BN 1743 Three Forks MT, April 14, 1984 by Jim Herold –©photo C. E. Hunt Collection

The above photo taken in Three Forks, MT in 1980s captures much of what the Rails West layout is all about–short trains in lonely, beautiful country evoking many of my favorite places and scenes across the American West.

To somehow give a larger narrative to the layout and give it context, I have developed a fictitious map of the region.

Big Map II

Only a small portion of this map is modeled on the layout.  (See yellow box.)  Two of my favorite western roads come together in Trinidad and have a shared line out to Carrizo Springs.  I think of it as sort of a “Camas Prairie” arrangement like the BN and UP had in Idaho.  For a detailed history of the lines see my earlier post.  For the most part, the map of above tracks pretty closely with that history with a few tweaks.

Most notable on this map is the richer detail of the short line that goes to Carson State University.  The Carson & Carrizo Railroad operates a line that the SP sold before the 1970 BN merger.  Carson State University bought the line to ensure continued service to the campus.  Coal and food shipments predominate the traffic to the university, but the line also hosts a fair amount of sawmill-related traffic since one of the old sawmills on the line reopened after the C&C RR took over.

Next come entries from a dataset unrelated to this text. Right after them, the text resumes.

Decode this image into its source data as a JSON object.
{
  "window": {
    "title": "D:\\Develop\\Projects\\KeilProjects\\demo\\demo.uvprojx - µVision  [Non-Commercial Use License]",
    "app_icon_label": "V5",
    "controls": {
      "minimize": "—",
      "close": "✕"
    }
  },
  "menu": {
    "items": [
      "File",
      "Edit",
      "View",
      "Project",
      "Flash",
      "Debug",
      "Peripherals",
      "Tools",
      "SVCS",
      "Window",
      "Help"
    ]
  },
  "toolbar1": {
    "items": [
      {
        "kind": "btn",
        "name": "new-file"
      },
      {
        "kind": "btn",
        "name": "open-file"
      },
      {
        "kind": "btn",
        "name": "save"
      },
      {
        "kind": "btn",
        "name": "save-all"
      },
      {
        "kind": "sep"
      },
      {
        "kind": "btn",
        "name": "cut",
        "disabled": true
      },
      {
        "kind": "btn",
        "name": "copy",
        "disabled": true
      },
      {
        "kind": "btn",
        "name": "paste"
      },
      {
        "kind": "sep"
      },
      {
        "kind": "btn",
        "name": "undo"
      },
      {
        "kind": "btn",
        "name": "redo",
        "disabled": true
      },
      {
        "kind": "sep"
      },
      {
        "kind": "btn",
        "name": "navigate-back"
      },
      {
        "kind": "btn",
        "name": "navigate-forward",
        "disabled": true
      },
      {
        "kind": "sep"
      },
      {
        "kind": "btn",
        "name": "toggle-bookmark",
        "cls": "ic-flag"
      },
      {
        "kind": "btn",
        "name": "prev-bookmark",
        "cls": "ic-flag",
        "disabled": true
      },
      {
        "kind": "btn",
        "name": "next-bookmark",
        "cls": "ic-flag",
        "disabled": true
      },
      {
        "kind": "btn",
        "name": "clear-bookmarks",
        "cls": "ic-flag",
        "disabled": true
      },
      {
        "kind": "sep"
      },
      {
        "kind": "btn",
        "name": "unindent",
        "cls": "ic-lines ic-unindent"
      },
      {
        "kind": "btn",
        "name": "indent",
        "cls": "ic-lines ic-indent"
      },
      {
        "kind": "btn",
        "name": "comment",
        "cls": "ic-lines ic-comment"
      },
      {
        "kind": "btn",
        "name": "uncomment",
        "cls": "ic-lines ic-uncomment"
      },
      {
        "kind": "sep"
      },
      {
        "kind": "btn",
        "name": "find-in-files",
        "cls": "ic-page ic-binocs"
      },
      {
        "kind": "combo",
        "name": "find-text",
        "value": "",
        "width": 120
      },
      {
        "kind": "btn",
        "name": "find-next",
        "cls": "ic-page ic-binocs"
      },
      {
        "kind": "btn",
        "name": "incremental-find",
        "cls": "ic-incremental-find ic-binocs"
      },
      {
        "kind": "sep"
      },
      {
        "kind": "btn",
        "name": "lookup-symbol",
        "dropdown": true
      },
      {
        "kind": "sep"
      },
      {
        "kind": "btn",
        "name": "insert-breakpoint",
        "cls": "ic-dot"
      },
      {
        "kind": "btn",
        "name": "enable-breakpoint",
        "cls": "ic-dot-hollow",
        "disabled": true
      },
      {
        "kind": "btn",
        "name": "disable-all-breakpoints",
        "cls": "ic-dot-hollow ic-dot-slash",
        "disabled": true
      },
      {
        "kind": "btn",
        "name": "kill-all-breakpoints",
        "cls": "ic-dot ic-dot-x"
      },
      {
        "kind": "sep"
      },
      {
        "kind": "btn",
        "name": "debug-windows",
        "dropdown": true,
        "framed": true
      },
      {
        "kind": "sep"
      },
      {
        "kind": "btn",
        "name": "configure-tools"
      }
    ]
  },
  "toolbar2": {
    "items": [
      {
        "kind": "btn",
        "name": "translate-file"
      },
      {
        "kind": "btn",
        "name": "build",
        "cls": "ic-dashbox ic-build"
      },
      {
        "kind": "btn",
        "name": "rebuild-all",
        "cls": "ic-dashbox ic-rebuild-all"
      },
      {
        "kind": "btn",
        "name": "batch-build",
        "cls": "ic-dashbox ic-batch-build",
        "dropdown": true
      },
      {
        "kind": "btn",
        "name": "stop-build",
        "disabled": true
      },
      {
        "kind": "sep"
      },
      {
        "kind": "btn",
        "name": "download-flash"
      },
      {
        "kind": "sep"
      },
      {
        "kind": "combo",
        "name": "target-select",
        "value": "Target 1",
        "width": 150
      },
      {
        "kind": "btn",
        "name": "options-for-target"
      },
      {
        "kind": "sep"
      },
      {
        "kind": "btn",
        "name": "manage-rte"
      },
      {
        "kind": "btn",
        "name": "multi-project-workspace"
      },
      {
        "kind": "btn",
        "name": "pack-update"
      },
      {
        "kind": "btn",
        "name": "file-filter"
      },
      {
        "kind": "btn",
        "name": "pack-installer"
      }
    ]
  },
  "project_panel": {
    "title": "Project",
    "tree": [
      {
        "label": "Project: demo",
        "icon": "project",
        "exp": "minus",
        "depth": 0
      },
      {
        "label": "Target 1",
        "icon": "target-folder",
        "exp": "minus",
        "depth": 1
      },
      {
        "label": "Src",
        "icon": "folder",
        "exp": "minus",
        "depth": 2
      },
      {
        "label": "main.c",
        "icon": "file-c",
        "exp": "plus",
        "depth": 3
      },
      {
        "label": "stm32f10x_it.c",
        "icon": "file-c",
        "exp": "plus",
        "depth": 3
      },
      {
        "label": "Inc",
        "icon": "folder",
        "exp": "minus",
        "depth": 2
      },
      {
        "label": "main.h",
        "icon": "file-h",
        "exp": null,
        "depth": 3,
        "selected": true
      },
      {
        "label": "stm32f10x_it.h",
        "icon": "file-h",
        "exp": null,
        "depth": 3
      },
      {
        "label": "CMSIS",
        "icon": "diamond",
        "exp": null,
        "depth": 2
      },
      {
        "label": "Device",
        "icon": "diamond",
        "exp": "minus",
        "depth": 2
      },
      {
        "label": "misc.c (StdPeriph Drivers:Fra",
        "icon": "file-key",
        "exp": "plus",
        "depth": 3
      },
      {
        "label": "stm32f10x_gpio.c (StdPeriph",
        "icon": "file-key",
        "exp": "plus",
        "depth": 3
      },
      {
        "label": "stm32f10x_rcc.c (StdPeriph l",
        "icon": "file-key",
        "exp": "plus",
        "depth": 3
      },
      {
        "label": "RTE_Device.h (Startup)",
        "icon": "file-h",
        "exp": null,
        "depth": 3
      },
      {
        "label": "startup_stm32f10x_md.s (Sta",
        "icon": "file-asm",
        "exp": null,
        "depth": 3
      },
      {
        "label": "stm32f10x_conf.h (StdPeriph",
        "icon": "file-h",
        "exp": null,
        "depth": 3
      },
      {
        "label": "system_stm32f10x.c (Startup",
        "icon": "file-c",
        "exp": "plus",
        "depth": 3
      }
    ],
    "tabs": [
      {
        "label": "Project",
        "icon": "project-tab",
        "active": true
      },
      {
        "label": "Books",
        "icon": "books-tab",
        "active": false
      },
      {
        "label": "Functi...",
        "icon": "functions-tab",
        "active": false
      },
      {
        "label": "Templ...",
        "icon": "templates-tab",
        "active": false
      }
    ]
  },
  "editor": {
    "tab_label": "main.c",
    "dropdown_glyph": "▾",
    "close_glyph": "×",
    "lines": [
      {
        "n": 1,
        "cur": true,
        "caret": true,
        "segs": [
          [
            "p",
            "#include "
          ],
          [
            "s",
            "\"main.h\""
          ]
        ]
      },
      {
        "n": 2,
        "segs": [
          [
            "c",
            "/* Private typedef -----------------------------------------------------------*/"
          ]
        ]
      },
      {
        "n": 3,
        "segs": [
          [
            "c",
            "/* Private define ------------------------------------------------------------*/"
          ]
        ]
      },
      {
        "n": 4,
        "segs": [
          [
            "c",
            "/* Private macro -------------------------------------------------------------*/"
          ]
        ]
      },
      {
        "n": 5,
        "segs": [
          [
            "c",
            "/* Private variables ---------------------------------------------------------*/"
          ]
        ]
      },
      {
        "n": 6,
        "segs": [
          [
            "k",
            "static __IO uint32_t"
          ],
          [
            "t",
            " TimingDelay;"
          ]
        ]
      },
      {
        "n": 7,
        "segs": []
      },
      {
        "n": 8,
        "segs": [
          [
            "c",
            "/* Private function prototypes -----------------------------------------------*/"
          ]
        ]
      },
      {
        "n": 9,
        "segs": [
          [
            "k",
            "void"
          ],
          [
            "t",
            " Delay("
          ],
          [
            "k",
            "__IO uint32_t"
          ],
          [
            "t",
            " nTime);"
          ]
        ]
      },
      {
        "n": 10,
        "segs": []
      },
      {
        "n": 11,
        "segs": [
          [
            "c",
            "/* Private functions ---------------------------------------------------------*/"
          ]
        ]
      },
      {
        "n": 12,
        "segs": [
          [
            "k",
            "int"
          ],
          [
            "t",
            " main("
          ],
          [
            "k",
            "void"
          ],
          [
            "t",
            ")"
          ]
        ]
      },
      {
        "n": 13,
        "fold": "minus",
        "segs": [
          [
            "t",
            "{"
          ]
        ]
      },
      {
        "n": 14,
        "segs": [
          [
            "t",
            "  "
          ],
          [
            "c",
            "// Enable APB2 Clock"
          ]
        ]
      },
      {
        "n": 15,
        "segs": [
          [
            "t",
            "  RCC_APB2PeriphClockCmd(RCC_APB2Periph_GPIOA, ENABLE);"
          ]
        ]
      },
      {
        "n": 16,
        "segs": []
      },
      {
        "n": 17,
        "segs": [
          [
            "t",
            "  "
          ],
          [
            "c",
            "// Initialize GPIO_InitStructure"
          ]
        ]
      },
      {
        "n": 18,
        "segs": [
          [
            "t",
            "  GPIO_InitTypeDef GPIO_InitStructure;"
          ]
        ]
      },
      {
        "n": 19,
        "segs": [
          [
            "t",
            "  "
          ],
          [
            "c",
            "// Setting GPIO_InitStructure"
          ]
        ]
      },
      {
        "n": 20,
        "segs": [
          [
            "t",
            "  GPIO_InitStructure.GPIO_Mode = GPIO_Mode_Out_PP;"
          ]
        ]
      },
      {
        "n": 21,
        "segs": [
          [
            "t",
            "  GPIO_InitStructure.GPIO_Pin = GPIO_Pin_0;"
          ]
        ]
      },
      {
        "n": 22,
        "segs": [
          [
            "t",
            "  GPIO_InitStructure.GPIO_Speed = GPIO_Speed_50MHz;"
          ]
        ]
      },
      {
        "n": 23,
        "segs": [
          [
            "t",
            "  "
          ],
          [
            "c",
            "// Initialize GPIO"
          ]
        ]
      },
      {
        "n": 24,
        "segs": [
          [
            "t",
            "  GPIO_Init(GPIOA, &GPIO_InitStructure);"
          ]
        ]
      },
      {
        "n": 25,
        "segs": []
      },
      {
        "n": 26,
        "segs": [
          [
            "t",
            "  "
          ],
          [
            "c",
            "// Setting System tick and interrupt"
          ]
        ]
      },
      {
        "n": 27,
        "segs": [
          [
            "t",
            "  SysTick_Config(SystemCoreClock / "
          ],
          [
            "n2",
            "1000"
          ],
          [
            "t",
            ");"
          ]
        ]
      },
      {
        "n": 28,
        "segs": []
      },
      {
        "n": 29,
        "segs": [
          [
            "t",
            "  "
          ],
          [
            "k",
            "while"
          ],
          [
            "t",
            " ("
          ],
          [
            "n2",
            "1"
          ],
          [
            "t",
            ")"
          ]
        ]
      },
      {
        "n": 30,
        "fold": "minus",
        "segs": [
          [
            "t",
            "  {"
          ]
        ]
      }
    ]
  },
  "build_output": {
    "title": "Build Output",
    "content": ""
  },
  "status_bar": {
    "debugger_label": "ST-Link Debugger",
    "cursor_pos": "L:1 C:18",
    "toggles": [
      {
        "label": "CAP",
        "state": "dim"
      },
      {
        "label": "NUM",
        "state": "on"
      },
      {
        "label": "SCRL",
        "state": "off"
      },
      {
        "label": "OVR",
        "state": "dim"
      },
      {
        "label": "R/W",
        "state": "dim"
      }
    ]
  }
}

Carson State University’s football team, the Cougars, draws a big crowd during the season and the Unversity has thought about running passenger specials to Trinidad so perhaps a little passenger action may take place in the future.  The scenery of Carson National Forest could be a draw as well in the future. The line traverses numerous picturesque gorges and creeks on the way to Carson.

Layout map Mar 2017 II

The map above portrays the modeled portion.  At this time only the track and a few of the structures are in place.  However, it is enough to permit me to have interesting operation sessions and there are enough structures to give my operations a sense of purpose.